■ Das geplante Berliner Holocaust-Mahnmal ist zu laut und zu monumental. Ihm fehlt, was not tut: Nachdenklichkeit
: Gegen die blinde Beklommenheit

Es ist richtig und gerecht, mit einem Denkmal an die Ermordung der europäischen Juden durch das nationalsozialistische Deutschland zu erinnern. Viel spricht für ein Denkmal in der Mitte Berlins. Es ist gut, daß es rasch gebaut werden soll. Doch wichtige Fragen sind offen.

Man darf von einem solchen Denkmal nicht zuviel erwarten. Vergegenwärtigen, was damals geschah? Das kann es nicht. Die Reue der Deutschen ausdrücken? Auch das überfordert das Denkmal. Identifikation mit den Opfern? Das mag ein Holocaust- Denkmal der Juden in Israel beanspruchen können, doch kann dies nicht der Zweck eines Denkmals sein, das im Land der Täter errichtet wird, es würde zu Recht als Vereinnahmung und Anbiederung kritisiert.

Welche Art von Erinnerung ist also gemeint? In Berlin sollte das Denkmal zum einen vor allem Trauer ausdrücken, Trauer über die Leiden, den gewaltsamen Tod und den großen Verlust, den die Vernichtung der Juden für uns in Deutschland und Europa bedeutet; zum Ausdruck der Trauer sind Denkmäler fähig. Zum anderen sollte es Entsetzen über die Exzesse der Unmenschlichkeit, die Größe der Untaten, die Beispiellosigkeit des staatlichen Massenmords versinnbildlichen.

Es ist schwierig, aber durchaus nicht unmöglich, daß ein Denkmal Entsetzen signalisiert. Ein Drittes sollte hinzukommen: der Ausdruck von Scham darüber, daß man als Deutscher dem Volk angehört, das die hauptsächlichen Täter hervorgebracht, geduldet, getragen und unterstützt hat. Scham aber macht leise, wendet sich nach innen, scheut die große Gebärde. Es ist nicht klar, ob Denkmäler, die ja notwendigerweise demonstrativ auf Darstellung nach außen zielen, überhaupt Scham ausdrücken können.
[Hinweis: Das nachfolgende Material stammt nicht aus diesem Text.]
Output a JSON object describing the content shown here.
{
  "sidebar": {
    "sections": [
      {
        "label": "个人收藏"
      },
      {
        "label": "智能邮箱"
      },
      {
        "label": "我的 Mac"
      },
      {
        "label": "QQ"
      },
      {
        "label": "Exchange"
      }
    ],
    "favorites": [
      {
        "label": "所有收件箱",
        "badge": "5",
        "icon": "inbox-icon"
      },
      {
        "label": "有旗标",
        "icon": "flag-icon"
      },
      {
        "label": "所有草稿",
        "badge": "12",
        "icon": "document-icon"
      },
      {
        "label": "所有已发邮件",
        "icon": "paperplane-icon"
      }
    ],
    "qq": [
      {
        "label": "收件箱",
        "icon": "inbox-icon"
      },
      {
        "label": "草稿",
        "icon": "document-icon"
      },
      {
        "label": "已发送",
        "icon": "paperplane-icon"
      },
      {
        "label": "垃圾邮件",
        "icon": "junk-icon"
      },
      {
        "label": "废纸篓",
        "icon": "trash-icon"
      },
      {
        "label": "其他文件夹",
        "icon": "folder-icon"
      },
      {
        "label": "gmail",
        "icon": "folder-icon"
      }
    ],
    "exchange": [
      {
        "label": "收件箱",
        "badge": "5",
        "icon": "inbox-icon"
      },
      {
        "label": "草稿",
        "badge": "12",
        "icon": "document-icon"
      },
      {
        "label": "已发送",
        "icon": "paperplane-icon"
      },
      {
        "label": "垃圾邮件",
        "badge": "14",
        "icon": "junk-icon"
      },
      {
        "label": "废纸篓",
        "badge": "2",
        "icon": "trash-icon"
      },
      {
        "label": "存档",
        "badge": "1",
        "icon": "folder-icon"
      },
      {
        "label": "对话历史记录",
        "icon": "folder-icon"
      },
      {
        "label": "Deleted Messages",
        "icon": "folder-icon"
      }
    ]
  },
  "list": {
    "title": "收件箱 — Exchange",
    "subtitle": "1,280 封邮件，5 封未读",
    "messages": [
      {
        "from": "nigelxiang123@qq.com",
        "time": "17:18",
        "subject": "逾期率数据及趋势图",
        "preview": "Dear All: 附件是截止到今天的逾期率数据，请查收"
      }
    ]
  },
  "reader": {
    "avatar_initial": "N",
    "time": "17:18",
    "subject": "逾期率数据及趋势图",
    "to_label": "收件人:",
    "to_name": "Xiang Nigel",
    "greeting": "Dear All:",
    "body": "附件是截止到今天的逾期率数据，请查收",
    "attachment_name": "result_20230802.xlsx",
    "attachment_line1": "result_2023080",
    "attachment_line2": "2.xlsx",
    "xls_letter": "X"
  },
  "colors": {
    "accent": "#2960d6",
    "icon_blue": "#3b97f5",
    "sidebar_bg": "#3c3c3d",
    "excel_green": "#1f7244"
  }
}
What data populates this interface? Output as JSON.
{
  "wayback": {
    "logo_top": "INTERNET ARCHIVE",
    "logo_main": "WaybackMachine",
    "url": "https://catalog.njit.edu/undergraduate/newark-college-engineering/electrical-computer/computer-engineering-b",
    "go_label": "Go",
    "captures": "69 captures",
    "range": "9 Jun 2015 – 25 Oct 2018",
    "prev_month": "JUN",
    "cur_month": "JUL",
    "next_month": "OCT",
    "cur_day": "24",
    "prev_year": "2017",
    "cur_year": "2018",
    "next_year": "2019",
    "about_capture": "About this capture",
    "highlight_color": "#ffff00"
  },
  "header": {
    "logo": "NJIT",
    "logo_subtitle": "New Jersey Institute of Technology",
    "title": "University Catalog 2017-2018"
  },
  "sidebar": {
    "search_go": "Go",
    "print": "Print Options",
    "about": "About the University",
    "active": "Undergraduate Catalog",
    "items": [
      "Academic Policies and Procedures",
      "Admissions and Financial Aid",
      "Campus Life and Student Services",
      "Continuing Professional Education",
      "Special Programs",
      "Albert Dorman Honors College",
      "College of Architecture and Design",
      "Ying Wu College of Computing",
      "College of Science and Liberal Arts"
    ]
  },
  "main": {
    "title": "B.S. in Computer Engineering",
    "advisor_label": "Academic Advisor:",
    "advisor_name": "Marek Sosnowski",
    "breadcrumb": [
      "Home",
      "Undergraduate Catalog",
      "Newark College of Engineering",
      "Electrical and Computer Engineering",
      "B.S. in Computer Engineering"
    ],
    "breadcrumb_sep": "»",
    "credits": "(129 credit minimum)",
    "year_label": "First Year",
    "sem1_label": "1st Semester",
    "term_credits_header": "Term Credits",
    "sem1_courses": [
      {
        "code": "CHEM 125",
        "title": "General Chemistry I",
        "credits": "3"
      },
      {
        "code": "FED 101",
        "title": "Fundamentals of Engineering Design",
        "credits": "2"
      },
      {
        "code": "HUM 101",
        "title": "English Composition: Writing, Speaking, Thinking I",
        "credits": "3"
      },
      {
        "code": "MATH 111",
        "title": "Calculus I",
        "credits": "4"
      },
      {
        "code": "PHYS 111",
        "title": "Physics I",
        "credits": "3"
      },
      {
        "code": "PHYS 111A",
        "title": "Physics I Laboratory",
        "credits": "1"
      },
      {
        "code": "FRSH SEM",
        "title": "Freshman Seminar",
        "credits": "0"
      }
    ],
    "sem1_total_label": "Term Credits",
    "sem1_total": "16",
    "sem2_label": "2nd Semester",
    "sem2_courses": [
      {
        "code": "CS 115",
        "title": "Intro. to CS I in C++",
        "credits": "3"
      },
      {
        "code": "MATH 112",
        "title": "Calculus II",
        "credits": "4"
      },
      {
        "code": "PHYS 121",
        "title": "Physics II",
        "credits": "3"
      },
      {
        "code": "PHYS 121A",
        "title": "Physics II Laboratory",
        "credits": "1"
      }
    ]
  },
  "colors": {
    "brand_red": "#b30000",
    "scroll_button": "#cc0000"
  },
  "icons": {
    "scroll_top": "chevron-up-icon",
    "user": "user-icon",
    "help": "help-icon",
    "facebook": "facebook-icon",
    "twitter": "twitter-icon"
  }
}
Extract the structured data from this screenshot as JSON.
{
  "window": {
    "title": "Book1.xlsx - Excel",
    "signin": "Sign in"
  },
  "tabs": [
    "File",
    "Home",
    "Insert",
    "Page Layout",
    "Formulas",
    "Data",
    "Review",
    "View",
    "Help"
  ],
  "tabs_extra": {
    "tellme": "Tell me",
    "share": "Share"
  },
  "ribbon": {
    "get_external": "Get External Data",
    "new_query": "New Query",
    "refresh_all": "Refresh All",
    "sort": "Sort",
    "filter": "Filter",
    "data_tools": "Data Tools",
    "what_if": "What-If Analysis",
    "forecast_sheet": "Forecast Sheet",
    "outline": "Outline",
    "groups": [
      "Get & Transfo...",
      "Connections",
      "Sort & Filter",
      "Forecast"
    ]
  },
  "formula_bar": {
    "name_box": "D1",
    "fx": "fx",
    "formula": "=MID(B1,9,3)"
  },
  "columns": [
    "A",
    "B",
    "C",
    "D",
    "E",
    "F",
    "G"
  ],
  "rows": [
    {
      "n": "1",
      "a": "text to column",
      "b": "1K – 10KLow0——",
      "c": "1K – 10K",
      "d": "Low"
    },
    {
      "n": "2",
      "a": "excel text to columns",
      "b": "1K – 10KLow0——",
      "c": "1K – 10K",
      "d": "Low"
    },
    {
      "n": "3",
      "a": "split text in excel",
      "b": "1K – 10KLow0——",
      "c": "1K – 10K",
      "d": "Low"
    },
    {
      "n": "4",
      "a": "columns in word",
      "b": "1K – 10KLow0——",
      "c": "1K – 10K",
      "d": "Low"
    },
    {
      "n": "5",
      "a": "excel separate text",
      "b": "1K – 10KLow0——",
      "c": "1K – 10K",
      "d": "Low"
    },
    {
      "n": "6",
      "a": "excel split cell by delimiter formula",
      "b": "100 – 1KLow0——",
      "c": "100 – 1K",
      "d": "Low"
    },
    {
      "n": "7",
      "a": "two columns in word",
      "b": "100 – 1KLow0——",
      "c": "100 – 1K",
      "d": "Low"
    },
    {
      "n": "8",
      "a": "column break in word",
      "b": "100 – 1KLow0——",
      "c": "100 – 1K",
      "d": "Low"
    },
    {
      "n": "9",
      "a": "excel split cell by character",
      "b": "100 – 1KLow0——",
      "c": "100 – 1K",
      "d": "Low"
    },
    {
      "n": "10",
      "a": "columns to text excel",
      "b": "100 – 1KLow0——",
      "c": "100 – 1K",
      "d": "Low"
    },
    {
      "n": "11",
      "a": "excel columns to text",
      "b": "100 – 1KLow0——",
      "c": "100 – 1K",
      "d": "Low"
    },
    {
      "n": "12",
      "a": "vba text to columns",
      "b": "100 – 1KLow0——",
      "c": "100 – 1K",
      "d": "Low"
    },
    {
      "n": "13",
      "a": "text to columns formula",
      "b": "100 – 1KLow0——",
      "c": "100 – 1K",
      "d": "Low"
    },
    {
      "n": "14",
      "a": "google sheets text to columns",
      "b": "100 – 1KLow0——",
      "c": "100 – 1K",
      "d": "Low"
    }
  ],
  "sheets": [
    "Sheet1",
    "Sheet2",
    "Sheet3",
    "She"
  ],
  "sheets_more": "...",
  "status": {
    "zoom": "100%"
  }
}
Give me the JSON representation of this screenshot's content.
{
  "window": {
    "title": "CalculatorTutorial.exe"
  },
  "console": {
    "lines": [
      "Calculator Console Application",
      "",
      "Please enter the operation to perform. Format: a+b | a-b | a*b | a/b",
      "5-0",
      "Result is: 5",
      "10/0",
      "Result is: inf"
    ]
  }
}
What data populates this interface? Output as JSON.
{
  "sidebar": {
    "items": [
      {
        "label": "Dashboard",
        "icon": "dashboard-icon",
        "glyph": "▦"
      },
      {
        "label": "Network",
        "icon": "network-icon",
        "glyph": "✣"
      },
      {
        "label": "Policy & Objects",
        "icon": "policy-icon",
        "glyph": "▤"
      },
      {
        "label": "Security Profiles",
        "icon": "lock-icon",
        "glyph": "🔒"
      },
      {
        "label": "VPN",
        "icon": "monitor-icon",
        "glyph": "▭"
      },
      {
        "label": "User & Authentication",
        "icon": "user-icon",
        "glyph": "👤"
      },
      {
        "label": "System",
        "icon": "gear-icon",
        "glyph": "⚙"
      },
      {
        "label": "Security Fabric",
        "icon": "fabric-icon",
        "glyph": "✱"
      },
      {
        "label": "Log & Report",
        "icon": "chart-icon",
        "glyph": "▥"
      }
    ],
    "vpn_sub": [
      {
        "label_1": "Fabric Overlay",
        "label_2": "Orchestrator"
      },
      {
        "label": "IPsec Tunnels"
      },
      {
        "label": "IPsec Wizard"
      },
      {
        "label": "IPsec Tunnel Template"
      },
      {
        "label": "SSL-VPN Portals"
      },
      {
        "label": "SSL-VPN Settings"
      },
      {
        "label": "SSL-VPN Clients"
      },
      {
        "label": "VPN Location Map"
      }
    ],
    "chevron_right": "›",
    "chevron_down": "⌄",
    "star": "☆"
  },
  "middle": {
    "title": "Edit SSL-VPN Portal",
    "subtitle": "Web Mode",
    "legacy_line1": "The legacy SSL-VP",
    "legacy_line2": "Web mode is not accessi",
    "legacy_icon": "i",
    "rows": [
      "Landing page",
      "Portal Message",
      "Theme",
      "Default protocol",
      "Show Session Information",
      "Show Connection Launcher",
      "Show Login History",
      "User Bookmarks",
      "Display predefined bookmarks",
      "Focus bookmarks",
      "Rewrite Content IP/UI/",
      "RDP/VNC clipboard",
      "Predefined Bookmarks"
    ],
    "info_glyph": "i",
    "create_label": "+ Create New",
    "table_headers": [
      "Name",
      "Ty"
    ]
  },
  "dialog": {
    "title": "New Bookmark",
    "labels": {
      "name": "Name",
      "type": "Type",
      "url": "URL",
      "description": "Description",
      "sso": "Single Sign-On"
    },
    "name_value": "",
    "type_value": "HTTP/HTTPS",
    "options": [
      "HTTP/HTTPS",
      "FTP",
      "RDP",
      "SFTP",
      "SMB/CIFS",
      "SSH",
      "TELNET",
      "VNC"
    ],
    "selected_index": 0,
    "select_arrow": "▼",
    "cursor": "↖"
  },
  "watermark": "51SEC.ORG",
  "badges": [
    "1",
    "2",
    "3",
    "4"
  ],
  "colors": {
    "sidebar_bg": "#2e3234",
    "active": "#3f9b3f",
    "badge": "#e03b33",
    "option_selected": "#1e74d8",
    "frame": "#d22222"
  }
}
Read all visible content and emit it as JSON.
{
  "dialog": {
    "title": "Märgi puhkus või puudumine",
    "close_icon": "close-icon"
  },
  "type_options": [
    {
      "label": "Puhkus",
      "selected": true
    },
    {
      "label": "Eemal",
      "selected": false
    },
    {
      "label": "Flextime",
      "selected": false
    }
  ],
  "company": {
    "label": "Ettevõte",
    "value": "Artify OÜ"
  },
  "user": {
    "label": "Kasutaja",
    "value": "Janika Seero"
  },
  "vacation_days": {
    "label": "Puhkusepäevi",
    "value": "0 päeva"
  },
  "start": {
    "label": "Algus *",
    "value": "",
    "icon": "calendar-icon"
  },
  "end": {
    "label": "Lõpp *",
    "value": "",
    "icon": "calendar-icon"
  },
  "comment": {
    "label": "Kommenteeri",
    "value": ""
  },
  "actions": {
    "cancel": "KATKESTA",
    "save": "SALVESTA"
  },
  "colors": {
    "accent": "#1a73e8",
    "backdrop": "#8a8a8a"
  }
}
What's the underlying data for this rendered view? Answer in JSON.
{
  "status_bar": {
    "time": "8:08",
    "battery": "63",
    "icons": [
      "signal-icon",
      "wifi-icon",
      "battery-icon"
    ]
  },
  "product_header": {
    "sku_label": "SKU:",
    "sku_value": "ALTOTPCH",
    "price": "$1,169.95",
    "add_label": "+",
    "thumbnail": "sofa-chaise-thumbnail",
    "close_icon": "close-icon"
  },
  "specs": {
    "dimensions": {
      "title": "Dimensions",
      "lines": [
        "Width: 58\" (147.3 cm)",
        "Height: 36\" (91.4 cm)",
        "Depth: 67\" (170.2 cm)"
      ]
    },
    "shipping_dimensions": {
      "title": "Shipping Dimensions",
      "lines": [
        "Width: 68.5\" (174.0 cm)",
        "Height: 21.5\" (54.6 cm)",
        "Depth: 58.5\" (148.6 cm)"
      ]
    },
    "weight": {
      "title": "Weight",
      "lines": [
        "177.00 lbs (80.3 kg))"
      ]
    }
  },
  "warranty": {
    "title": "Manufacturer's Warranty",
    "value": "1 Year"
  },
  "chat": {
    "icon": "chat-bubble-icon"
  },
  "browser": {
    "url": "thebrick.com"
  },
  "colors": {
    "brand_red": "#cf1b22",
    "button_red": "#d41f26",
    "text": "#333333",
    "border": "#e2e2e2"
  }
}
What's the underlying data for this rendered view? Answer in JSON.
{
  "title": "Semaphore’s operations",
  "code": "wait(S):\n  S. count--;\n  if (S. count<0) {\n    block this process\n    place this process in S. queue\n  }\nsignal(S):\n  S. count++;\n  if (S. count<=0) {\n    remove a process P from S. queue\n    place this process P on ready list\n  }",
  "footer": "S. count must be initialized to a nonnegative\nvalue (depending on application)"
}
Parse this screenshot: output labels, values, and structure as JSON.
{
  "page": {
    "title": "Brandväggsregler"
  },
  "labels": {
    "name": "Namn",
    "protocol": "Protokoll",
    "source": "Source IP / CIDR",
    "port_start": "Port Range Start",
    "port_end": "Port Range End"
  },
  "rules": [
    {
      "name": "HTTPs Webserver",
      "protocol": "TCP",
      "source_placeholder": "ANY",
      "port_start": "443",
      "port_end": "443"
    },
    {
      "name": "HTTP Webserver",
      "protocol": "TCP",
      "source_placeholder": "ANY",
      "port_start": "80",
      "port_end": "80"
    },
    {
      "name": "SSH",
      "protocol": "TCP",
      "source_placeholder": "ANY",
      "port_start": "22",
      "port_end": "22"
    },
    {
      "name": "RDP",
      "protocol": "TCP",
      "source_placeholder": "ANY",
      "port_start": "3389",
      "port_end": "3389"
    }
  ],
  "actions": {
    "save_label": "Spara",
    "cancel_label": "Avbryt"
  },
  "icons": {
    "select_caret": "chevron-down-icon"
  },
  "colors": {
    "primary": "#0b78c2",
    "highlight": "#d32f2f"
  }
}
Unter den neun prämierten Entwürfen, aus denen das zu bauende Projekt jetzt ausgesucht werden soll, gibt es keinen, dem die dreifache Aussage von Trauer, Entsetzen und Scham gelingt. Alle sind zu monumental, zu laut, zu groß geraten. Vielleicht liegt es daran, daß die Auslobung nicht genau genug war, weil die Auslober nicht genau wußten, was sie wollten? Das würde für eine neue Auslobung sprechen – und wohl auch für eine neue Jury. Oder sind die professionellen Künstler nicht bereit, sich auf Vorgaben dieser Art einzulassen? Das mindeste ist, daß man für die anstehende Auswahl nicht nur die prämierten neun, sondern die mehr als 500 überhaupt eingegangenen Entwürfe erneut in Betracht zieht.

Das Denkmal soll an die ermordeten europäischen Juden erinnern. Sie waren nicht die einzigen Opfer des nationalsozialistischen Terrors. Zu diesen gehörten auch die geistig und körperlich Behinderten, die als asozial definierten Randgruppen, die Sinti und Roma, die Zeugen Jehovas, viele Linke, Oppositionelle, viele Homosexuelle und Millionen hilfloser Zivilisten und wehrloser Gefangener in und aus Osteuropa.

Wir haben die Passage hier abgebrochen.